HQ de François Bourgeon mistura fantasia a um momento histórico e encanta os leitores pela arte e roteiro notáveis

Francisco Costa

Historiadores gabaritados, como os franceses George Duby e Jacques le Goff, contestam, mas o senso comum avalia a Idade Média como a Idade das Trevas (século 5 a 15, na Europa). Frisa-se que os motivos são seus supostos escassos avanços científicos e também pela repressão religiosa. Duby (“Idade Média, Idade dos Homens — Do Amor e Outros Ensaios”) e Le Goff (“A Civilização do Ocidente Medieval”) tratam o período, na verdade, como de ampla riqueza cultural — o Renascimento seria filho do período medieval — e avanço político, econômico e institucional. Trata-se de um período complexo e rico para a humanidade, pois dela se originaram vários trabalhos incríveis nas mais diversas mídias.

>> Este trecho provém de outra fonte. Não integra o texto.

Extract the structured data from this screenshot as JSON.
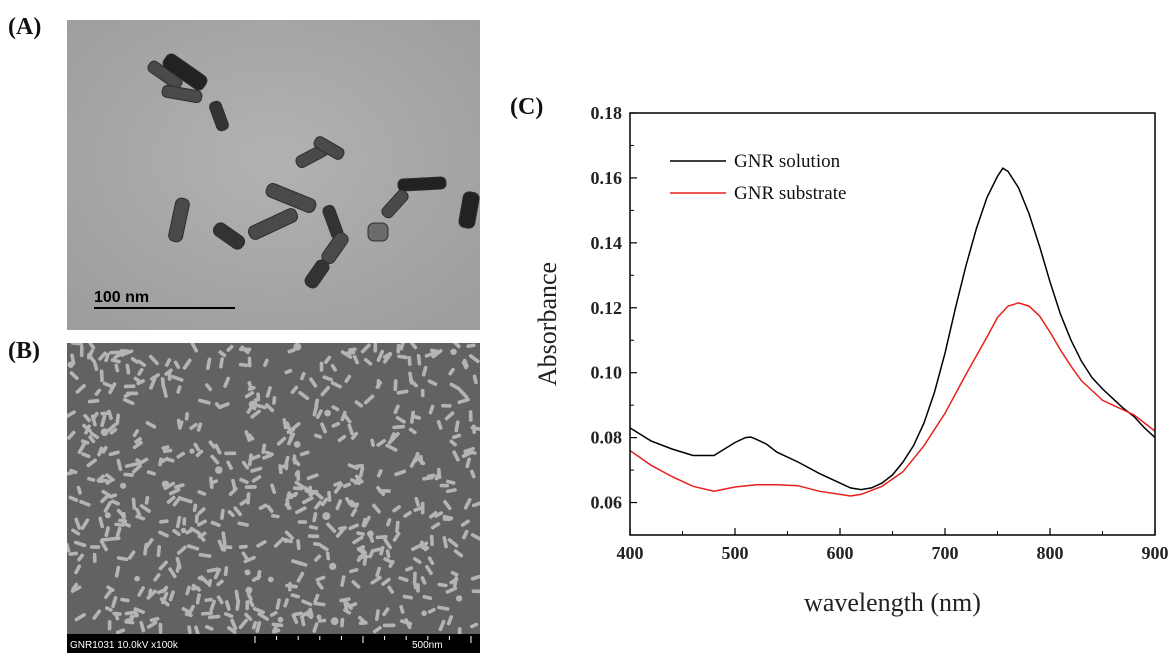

Na literatura, com um misto de fantasia e ambientada em um mundo diferente, temos “O Senhor dos Anéis”, de J.R.R. Tolkien. No cinema há uma infinidade de obras de cavalaria, mas destaco um da qual gosto em particular, “Cruzadas” (“Kingdom of Heaven”), que traz a história (não como plano principal) do senhor de Jerusalém, Balduíno IV, o rei leproso. Nos games, a série com uma legião de fãs, “Dark Souls”, no gênero “dark fantasy RPG”.

Um período interessante e amplamente utilizado em romances é a Guerra dos Cem Anos (1337-1453), entre Inglaterra e França. A história inclui a Revolta dos Jacques, com o líder camponês Guillaume Cale (1358) e a heroína Joana d’Arc (que morreu em 1431) — ambos franceses. E é nesse momento histórico que temos a obra-prima (sem medo de usar termo de forma vã) dos quadrinhos, “Os Companheiros do Crepúsculo”, de François Bourgeon, lançado entre 1984 e 1991. No Brasil, a HQ chegou em 2013, em um formato luxuosíssimo da Editora Nemo.

Realismo fantástico

A obra máxima de François Bourgeon, vencedor do Festival Internacional de Quadrinhos de Angoulême, França, em quatro ocasiões, em suas 240 páginas é dividida em três livros: “O Sortilégio do Bosque das Brumas”, “Os Olhos de Estanho da Cidade Glauca” e “O Último Canto das Malaterre”.

Na trama, que se passa em algum ponto da Guerra dos Cem anos, tons de fantasia se mesclam ao período histórico retratado de modo milimetricamente preciso nos cenários, figurinos e personagens da história. A arte de François Bourgeon é um verdadeiro presente.

Dito isso, é fácil verificar que, apesar dos tons fantásticos, há um retrato fiel do cotidiano da época, explicitado em lutas entre nobres e plebeus, além de toda a violência presente durante a guerra (e também tem um tom de erotismo, em alguns momentos — o que evidencia a complexidade e diversidade da história). E fica ótimo de ver e ler pelo formato 24 x 32 cm (enorme para os padrões de quadrinhos).

Trama e personagens

Três personagens principais concentram a trama da história: os plebeus Mariotte e Anicet, cuja vila é destruída por soldados que estavam de passagem, e o cavaleiro de rosto deformado.

A moça é bela, mas era vista como pária e maltratada na vila em que morava, inclusive por Anicet, um jovem covarde que foi deixado para morrer após a passagem do grupo de cavaleiros. O terceiro elemento, que acaba por “acolher” os dois camponeses, é um homem misterioso e atormentado por seu passado.

O grupo é improvável, mas, ainda assim, se junta em uma jornada que vai fortalecer laços, em meio a camponeses mal informados com a destruição provocada pela guerra, pequenos duendes e servos das forças do mal. Mas, por fim, os homens ainda serão os piores algozes do trio.

François Bourgeon: notável quadrinista francês | Foto: Reprodução

Autor de múltipla temática

O quadrinista François Bourgeon nasceu em 1945, em Paris, e se formou como artista de vitrais. Sua paixão por desenhos alterou o curso de sua carreira.

Vale destacar que as primeiras ilustrações do artista foram publicadas em revistas na década de 1970 — quando a saga “Os Passageiros do Vento” foi serializada na revista “Circus”. Em 1979, se tornou reconhecida como uma das mais importantes séries em quadrinhos de sua época.

Os títulos de François Bourgeon variam de temas náuticos e medievais à ficção científica, com características intensas de violência e sexualidade. Suas obras épicas giram sempre em torno de personagens femininas fortes. Isa, Mariotte e Cyann são as heroínas de cada uma das séries “Os Passageiros do Vento”, “Os Companheiros de Crepúsculo” e “A Saga Cyann”.